Lors des votations populaires des 18 mai et 14 septembre 2003, le corps électoral du canton des Grisons a adopté la constitution cantonale totalement révisée qui lui était proposée. Dans un message daté du 5 mars 2004, le Conseil fédéral a soumis à l'Assemblée un projet d'arrêté fédéral concernant la garantie de ladite constitution (FF 2004 993).

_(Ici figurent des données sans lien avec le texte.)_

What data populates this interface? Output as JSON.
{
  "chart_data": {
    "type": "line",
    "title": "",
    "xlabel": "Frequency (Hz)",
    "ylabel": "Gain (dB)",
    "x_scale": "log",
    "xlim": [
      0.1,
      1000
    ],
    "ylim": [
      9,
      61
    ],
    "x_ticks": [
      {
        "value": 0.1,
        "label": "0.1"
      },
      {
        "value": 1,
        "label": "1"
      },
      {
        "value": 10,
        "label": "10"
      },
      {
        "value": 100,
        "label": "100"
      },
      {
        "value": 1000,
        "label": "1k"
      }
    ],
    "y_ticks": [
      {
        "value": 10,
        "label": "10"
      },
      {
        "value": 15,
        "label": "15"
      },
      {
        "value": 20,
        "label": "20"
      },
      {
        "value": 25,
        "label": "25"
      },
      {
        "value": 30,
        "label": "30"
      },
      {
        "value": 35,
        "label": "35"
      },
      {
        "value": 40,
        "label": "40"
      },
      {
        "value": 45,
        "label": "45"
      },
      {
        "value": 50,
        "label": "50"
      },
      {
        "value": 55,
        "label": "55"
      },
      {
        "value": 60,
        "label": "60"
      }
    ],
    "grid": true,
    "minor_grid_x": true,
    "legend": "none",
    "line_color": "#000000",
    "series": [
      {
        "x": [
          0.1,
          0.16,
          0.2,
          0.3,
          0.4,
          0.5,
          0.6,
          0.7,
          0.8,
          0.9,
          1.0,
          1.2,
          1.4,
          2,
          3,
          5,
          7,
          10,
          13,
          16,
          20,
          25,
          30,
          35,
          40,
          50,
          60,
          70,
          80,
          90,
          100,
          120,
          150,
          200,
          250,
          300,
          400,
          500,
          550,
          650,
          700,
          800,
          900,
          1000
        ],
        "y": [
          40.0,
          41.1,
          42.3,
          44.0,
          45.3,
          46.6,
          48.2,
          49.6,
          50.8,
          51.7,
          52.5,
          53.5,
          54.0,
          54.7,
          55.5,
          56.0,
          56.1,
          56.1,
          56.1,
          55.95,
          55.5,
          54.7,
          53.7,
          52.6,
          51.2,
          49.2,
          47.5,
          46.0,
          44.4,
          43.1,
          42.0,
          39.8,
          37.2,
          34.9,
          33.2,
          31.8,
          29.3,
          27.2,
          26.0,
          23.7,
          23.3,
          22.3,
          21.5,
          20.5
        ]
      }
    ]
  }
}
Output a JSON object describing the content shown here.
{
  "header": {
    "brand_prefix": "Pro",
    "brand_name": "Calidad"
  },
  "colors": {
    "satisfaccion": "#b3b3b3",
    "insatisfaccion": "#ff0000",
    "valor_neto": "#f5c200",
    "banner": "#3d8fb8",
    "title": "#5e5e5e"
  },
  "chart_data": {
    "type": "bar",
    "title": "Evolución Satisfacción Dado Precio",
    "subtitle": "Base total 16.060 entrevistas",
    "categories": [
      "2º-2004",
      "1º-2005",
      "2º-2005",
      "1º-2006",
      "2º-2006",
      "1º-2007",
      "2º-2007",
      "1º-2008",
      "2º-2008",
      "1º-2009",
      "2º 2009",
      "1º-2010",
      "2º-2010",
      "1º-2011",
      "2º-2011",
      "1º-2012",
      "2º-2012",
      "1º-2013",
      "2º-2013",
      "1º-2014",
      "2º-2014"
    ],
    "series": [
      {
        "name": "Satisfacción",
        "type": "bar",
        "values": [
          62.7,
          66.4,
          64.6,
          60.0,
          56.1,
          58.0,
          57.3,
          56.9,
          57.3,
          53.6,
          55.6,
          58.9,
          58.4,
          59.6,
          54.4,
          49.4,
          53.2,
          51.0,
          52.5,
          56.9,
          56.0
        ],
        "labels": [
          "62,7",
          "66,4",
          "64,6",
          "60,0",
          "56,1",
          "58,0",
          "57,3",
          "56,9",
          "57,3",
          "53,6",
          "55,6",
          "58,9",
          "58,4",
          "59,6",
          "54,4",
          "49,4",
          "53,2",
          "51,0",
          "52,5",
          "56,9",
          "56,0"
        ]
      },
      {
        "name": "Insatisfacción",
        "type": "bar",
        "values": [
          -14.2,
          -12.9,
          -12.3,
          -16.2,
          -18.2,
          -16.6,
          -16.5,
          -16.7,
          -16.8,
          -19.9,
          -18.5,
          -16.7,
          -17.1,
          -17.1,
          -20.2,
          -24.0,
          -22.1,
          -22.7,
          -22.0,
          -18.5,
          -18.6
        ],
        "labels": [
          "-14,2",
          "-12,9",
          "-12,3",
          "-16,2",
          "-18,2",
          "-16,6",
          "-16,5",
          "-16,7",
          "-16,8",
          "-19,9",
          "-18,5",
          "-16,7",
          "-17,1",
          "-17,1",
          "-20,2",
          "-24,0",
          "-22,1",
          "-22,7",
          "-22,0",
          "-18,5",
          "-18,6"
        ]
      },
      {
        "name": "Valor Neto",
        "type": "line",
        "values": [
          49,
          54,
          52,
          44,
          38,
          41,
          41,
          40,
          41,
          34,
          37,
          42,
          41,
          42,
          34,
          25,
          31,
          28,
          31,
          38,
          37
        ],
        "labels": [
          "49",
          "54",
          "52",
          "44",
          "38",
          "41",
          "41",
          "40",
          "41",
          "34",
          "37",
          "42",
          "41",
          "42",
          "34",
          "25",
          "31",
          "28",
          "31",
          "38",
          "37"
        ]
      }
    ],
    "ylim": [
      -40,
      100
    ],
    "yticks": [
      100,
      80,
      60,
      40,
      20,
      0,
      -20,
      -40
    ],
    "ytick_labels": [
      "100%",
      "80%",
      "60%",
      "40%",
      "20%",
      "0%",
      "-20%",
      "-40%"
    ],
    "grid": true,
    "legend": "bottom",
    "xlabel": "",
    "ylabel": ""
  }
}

Dans son message, le Conseil fédéral convient que toutes les dispositions de la nouvelle constitution remplissent les conditions requises pour l'octroi de la garantie fédérale. Se référant à l'avis de certains spécialistes, il exprime toutefois des doutes quant à la constitutionnalité du système majoritaire s'agissant de l'élection d'un Parlement (FF 2004 1000 à 1001). La Commission des institutions politiques (CIP) du Conseil des Etats s'inscrit en faux contre cette appréciation. La question étant d'importance fondamentale pour l'octroi des garanties fédérales à venir, voire pour la jurisprudence du Tribunal fédéral, la Commission a décidé de réaffirmer dans un rapport ad hoc la constitutionnalité des élections au système majoritaire. Si les Chambres fédérales devaient confirmer cette position, les doutes qu'exprime le Conseil fédéral dans son message seront définitivement balayés. En effet, selon l'art. 72, al. 2, de la Constitution fédérale (Cst.), c'est l'Assemblée qui est compétente pour l'octroi de la garantie, et non le Conseil fédéral.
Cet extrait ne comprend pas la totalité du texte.